First, thanks for all the nice comments!

@Steffen, @Ahmed, regarding ServiceBuilder integration: I can't see this happening in the near future simply due to the overwhelming number of other features already on our roadmap. BUT, on the other hand, I would not completely count it out, since SB is really so flexible internally. In the meantime, I would not hesitate to work with a bigtable, NoSQL solution paired with SB as is. I would do it by simply letting SB handle the entity modeling and Service tier generation, and then I would implement the DAO myself and have my Service tier call this custom DAO instead of the generated one. This would still save a significant amount of work and still provide all the features like generated web services and allow integration with all the nice Liferay framework APIs like permissions and assets.
Note, if you would like to see integration with SB as an option sooner than later, I would suggest creating a feature request ticket in JIRA and vote it up.

The sad part is there there is no standard API (like Hibernate provides for SQL) so we would have to pick and choose one or two best of breed products to base on.

I have also thought that what we really might need is to support REST end points as SB DataSource. This would potentially allow us to connect to any type of solution supporting REST.
Thanks Ray, Sounds good to me. I'll update the results here and how easy/difficult it is to do this with morphias DAO support for mongodb.
Please do as I'm very interested in how it turns out.

Also, it would be a very great Liferay Live topic showing how it can be done. I expect it might generate a whole lot of interest.
Hi Ray, so called polyglot persistence might help to the expando scaling issue. http://www.youtube.com/watch?v=fI4L6K0MBVE&feature=player_detailpage#t=199s

It's one of the hidden aces of Spring Data project http://www.springsource.org/spring-data and it could basically substitute the expando data model.
Thanks for this. I took a look and it's definitely interesting.
Hey Ray - just FYI I did some scaling/performance measurements and presented my findings @ OSCON - others may be interested: http://www.oscon.com/oscon2011/public/schedule/detail/21536 (there is a link to the presentation with results)
Hi Ray,
Just wanted to check with any body implemented Cassandra with Liferay.
Our aim is to use Cassandra as backend for lifreay application.
Please share some thoughts on this to move forward.
Thanks,
Venkat
We actually have it in our minds to create Cassandra adapter(s) for dealing with several of our storage APIs, particularly:

com.liferay.portlet.documentlibrary.store.Store
com.liferay.portlet.dynamicdatamapping.storage.StorageEngine
com.liferay.portlet.expando.*
.. However, there is no definitive date for this. We would welcome any good community based implementations. Otherwise, as for general use of Cassandra as a backend store for your custom data is totally great idea. Go for it.
Ray, Thanks for your reply...

We are looking at Using Cassandra for both custom and liferay application usage(all tables roles, permissions etc..), i.e running liferay portal with cassandra.

Could you please throw some options which we can achive this functinality.

One way i have seen - overidding specific(expanpo) service implementation through hooks.

How can we use cassandra as full liferay Database storage option?

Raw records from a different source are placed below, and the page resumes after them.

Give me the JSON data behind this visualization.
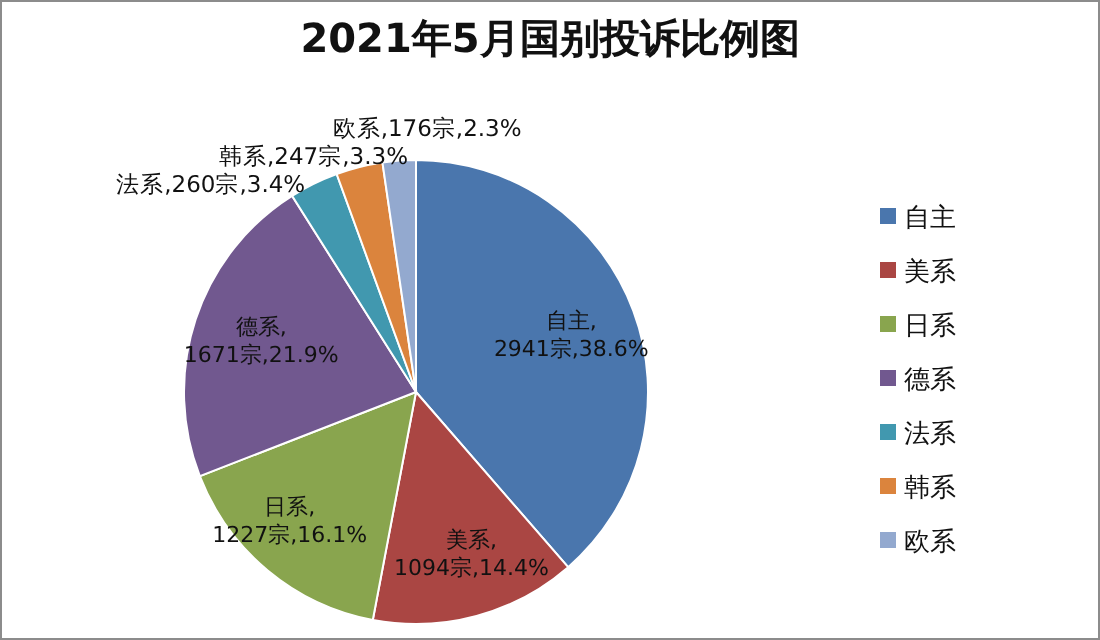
{
  "chart_data": {
    "type": "pie",
    "title": "2021年5月国别投诉比例图",
    "categories": [
      "自主",
      "美系",
      "日系",
      "德系",
      "法系",
      "韩系",
      "欧系"
    ],
    "values": [
      2941,
      1094,
      1227,
      1671,
      260,
      247,
      176
    ],
    "colors": [
      "#4a76ad",
      "#aa4643",
      "#89a54e",
      "#71588f",
      "#4198af",
      "#db843d",
      "#93a9cf"
    ],
    "value_labels": [
      "自主,2941宗,38.6%",
      "美系,1094宗,14.4%",
      "日系,1227宗,16.1%",
      "德系,1671宗,21.9%",
      "法系,260宗,3.4%",
      "韩系,247宗,3.3%",
      "欧系,176宗,2.3%"
    ],
    "legend": "right"
  }
}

Please share some ideas.

Thanks,
Venkat
I highly doubt you'd succeed in doing that. The portal relies quite heavily on relational database behaviors (such as being ACID). Also, it really would be of little gain in going to that effort in the first place. Most of the data in Liferay is in fact relational and trying to map that to NoSQL for the sake of it would be useless in my mind.

However, I acknolwedge that using a NoSQL solution for several of Liferay's data scenarios is appropriate, but not as a general replacement.
Ray , Are we still can not replace any relation database with NoSQL database to store Liferays out of box tables and data.(Liferay's tables includes : Layout and its sub tables etc..)
Oops !. I have seen an error when I have tried posting a message , but after some time I am seeing my message got posted several times.
Fixed!

Re question: Not yet! It will take lots of design consideration to make that possible. At least we have to isolate features more than they are now in order to even conceive doing that. But there is hope (just not short term).
HI Venkat ,

have achieved in implementing cassandra in liferay ?

if so can you pls share me the steps ? or give me some ideas or suggestions to move forward .
I am trying to develop with (and possibly extend) the Mongo hook. If anyone has any technical resources on setting it up......